A partir de um grande eixo temático anual e de vários subtemas discutidos de forma multidisciplinar em encontros mensais, o ciclo mobilizou a cena cultural carioca em torno de importantes questões ligadas a um grande balanço do século XX, que chegava ao fim e ao mesmo tempo sinalizava para as inevitáveis dúvidas e inquietações que o século XXI anunciava. Desse diálogo vivo entre as diversas áreas do conhecimento humano resultou um inspirado acervo de ideias, diagnósticos, projetos e propostas de intelectuais, cientistas, artistas e pensadores que participaram do ciclo de seminários. Verdadeiro inventário sobre o ‘estado das artes’ naquele contexto histórico, o material permaneceu confinado em meus arquivos por mais de uma década, até que o editor da Revista Cosmos e Contexto teve a inspiração de trazê-lo a público.
Embora datados, grande parte dos temas tratados por essas conferências são universais, não pertencem a uma cultura do imediato e do descartável, permanecendo, por isso mesmo, atuais em seus diagnósticos sobre a contemporaneidade. É bem verdade que o pensamento é bicho que anda porque, se não evoluir, acaba morrendo por estagnação e falta de ar. É por isso mesmo que a leitura do material sobre o Ciclo 21, que tem sido publicado mensalmente na Cosmos e Contexto, deverá levar em conta o aspecto do tempo no qual foi concebido e realizado.
Não só os temas, mas também os diagnósticos continuam pertinentes aos dias de hoje, quando nos vemos ainda reféns de sérios problemas éticos, da busca por respostas à crise ecológica, à interminável crise financeira mundial, à dependência das parafernálias tecnológicas, das incertezas frente às opções que fizemos nas áreas da genética, da biotecnologia e do desenvolvimento dos povos e nações.
No final dos anos 1990, tanto quanto nos dias atuais, a extraordinária quantidade de informações geradas e as incertezas frente a um presente imprevisível, muitas vezes incompreensível – paradoxalmente, apesar da imensa quantidade de informações – e inexplicável, produziram certo desnorteamento nas pessoas e a forte necessidade da busca por um sentido para o cotidiano e para a vida em geral.
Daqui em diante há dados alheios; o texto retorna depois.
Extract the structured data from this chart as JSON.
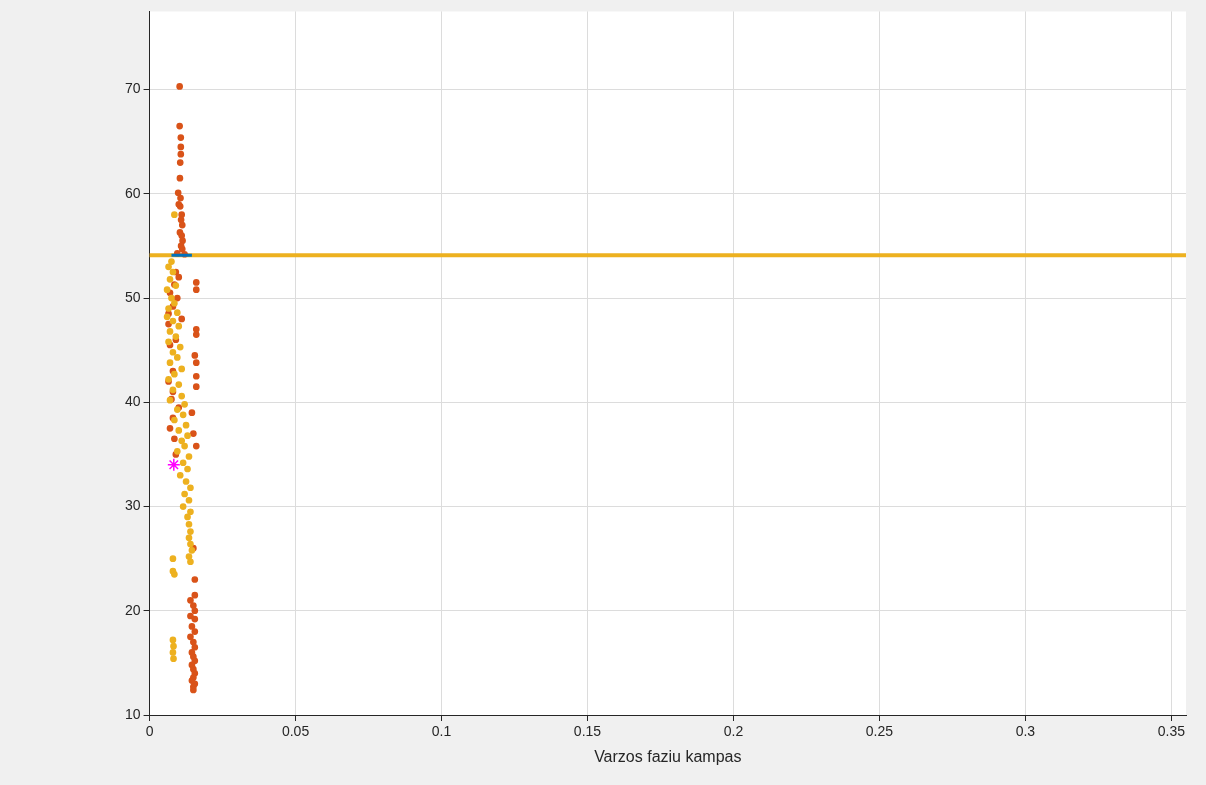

Esse é um aspecto que possivelmente tenha atraído, durante quatro anos consecutivos, um público heterogêneo, mas fiel, para as noites de segunda-feira no Planetário.
O primeiro tema do Ciclo 21 a ser publicado, “A construção do tempo”, é composto por uma série de seis conferências que abordam questões ligadas à percepção do tempo para o campo da ciência dita exata, da filosofia, da história, da arte, da psicanálise, da religião e das novas tecnologias. Bem no espírito da Cosmos e Contexto, que tem como um de seus pontos de inflexão o propósito de romper com esse aparente e absurdo abismo entre os construtores do saber científico e o fazer artístico.
Diz um ditado popular que “o tempo tem tanto tempo quanto tempo ele tem”. Por sua vez, dizem os físicos e os cosmólogos que já houve um tempo em que provavelmente nem o tempo existia, ou seja, que “os parâmetros eram outros e o tempo inexistente”. Além da sensação real da inexorabilidade do tempo e da finitude do homem, em que medida o que a ciência contemporânea pensa a respeito do tempo e sua relação com o espaço é pertinente para a representação que dele se faz no campo das ciências sociais e humanas? Tal é o ponto de partida, e possivelmente de chegada, da publicação da primeira série de conferências sobre a construção do tempo, que neste número abordará o tema As redes do tempo: tecnologia e multitemporalidade, numa perspectiva que relaciona filosofia, ciência e religião a elementos da cultura contemporânea, construindo uma abordagem teórica que distingue as três noções de tempo consagradas historicamente: o tempo cíclico, o tempo linear e o tempo múltiplo, esse último possibilitado pelas novas tecnologias de ponta.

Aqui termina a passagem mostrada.